Law 57/68: it is clear that banks had to control off-plan deposits paid to the developer’s bank account, but when does that obligation start?
The Supreme Court has said in at least 2 Sentences that this obligation starts “once the bank realises the possibility of off-plan amounts being deposited in a developer’s account”.
So is that once a developer opens a bank account different to the account linked to a developer’s mortgage?
Yes, in our opinion. That is enough for the bank to realise the possibility, as the Supreme Court has defined.
What is the Supreme Court saying about when a bank can realise that funds are for off-plan property purchases?
The Supreme Court is saying that a bank can realise that the funds are for off-plan property purchases when the property details and buyers names are identified in the bank transfer and when the money is paid to the developer’s bank account stated in the purchase contract.

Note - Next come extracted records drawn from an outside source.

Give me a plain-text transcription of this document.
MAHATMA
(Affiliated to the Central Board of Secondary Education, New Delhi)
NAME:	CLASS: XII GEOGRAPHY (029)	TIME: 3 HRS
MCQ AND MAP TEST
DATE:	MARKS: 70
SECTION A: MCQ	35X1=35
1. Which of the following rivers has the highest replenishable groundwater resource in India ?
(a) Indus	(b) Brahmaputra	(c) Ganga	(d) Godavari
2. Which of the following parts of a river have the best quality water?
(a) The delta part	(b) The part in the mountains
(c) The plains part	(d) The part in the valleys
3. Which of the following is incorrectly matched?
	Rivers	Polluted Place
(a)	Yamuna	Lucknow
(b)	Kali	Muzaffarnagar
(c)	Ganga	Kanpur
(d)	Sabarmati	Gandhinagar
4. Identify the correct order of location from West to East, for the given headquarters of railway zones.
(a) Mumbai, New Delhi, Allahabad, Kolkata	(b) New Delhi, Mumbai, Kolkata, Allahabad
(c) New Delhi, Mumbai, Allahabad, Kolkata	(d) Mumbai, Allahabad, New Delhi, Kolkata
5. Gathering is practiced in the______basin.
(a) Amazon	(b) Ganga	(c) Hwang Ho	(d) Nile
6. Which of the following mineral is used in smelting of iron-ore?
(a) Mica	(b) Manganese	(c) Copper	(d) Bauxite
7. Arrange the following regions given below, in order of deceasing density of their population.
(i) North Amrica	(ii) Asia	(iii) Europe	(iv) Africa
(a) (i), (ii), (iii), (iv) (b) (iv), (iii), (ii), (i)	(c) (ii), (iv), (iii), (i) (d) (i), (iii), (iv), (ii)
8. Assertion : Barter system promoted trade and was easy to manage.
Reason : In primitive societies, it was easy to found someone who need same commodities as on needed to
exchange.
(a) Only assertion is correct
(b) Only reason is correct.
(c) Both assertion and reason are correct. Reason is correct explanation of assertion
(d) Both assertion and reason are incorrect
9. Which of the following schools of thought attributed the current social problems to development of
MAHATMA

Was that established by Law?
No, that is not part of Law 57/68.
Was it clearly warned in the contracts?
No, it was not either.
So how can the Supreme Court make those requirements a requisite for the protection to be provided to the buyers?
It should not. That is against Law 57/68 and its protective nature, Consumers Law and Contract Law.
Does the bank need to prove what it did to meet this duty?
The Supreme Court has affirmed that the burden of proof of active surveillance is that of the bank as it is the bank that must prove the measures taken to protect the amounts deposited into the developer’s accounts opened in its branches.
Should the bank monitor amounts received by property developers for other reasons?
Yes, the Money Laundering act of 1993 established that financial entities are obliged to control the amounts they receive from both property developers and estate agencies, as well as amounts from abroad, to know who was behind each operation.